Tauro negó con la cabeza.
—¿Cómo es que habéis venido para honrar a Buda? —quiso saber el monje, que seguía sonriendo.
—Somos monjes peregrinos —contestó Feng.
Tauro se maldijo a sí mismo. ¿Cómo era posible que estuviera vestido con ese traje ridículo en el rincón equivocado del mundo y que confiara su vida a un niño? Ya había llegado el momento de coger las riendas de la situación. Así y todo las pretensiones del monje eran evidentes. No se interesaba en absoluto por la espiritualidad.

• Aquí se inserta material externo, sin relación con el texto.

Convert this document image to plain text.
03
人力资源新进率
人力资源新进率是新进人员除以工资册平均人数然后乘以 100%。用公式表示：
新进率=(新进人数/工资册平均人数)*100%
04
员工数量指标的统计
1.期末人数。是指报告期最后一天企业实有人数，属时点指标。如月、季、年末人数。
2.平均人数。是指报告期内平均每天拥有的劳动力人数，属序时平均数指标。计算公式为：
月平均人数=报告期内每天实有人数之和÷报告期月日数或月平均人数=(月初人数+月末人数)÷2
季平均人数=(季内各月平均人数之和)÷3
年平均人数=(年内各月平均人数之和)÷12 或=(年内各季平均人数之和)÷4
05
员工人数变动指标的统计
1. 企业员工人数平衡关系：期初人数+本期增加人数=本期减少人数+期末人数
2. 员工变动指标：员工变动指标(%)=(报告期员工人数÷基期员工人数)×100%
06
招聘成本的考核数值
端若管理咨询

—¿Cuánto pides por el papel? —preguntó Tauro.
El monje sonrió de oreja a oreja.
—¿Por eso? Oh, no tiene ningún valor. Os lo regalo.
Olimpiodoro seguía examinando la superficie del cuadrado como si buscara la puerta secreta a otro mundo.
—Bien —respondió Tauro—, y yo te regalo esto. —Dicho esto sacó un cordón de monedas de debajo del hábito y lo arrojó al budista. Este atrapó hábilmente el dinero con una mano y lo metió en una bolsa que llevaba en el cinturón.
—Buscamos a una mujer. Cabello corto, túnica blanca.
El budista sonrió de nuevo.
—Estuvo aquí. Precisamente donde estáis vosotros ahora.
Feng exploró el suelo con la mirada.
—¿Y dónde está ahora?
—No lo podría decir con exactitud. Pero —recogió unas cuantas monedas más de la mesa, donde Tauro las había colocado— los guardias de la ciudad se la han llevado. Los soldados se comportaron de forma extremadamente amable con ella. Para ser sincero —se inclinó hacia el bizantino y susurró—, nunca habían sido así de amables con uno de nuestros hermanos o hermanas.
Tauro alabó a Tokta Ahun en silencio. Gracias al arriero habían encontrado un grano de arena en el desierto.
—Todavía he de proponerte un negocio más —anunció el de Bizancio—. Por decirlo de algún modo, entre hermanos espirituales.